There have been a few tests taking place in various countries to use bandwidth vacated by TV stations when they gone digital for use as the wireless last-mile in broadband service delivery. This application of the “white space” will be used primarily to deliver real high-speed broadband in to households and small businesses in rural and remote communities.
The BT Openreach tests that occurred recently and were cited in this article were performed on the UHF TV band and were covering the Isle Of Bute in Scotland. This exploited the ability for this band to be received on indoor antennas (aerials) like the typical “rabbit’s ears” used on portable TVs, as well as outdoor aerials.
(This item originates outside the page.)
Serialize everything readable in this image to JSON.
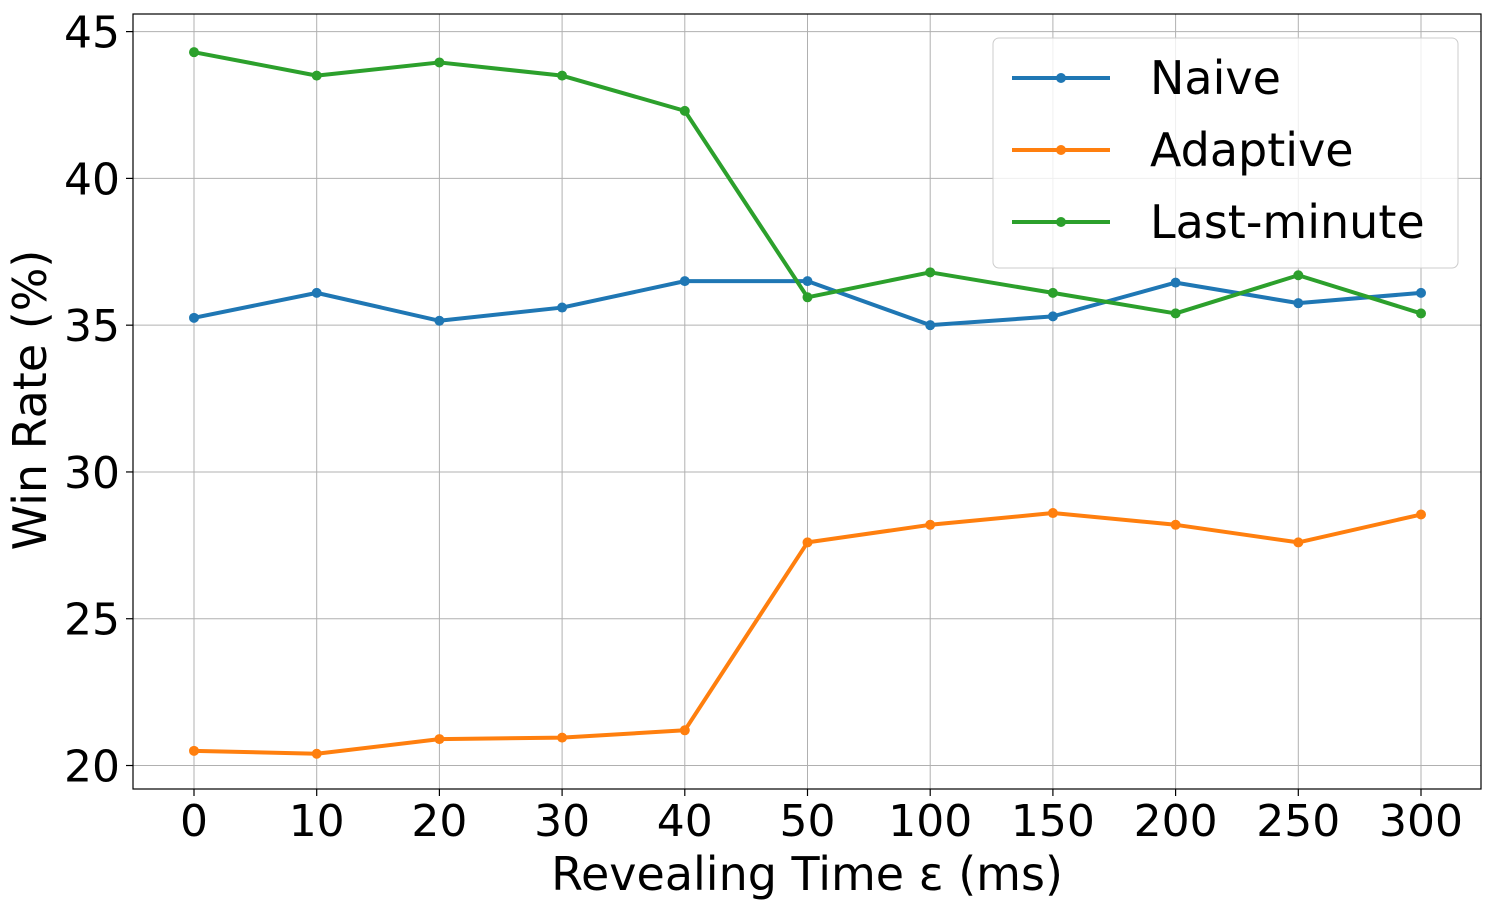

A good question that may be worth raising with a UHF-based “white space” setup may be whether such setups may cause digital-TV reception problems for stations broadcasting on that band. This is more so in areas where the UHF band is being used as a “repeater” / “translator” broadcast band to fill in reception black spots in a TV broadcaster’s market area. In a rural area, there will be these transmitters being used for each TV broadcaster that is to be received in the area alongside any “white-space” Internet-delivery setup.
Other questions worth asking include whether such a setup will use “fibre-to-the-transmitter” or other high-speed wired backbones, what kind of bandwidth is available to the customer and whether it will be a “shared bandwidth” setup like DOCSIS cable-modem setups or a “dedicated bandwidth” setup like what Ethernet and DSL setups can provide.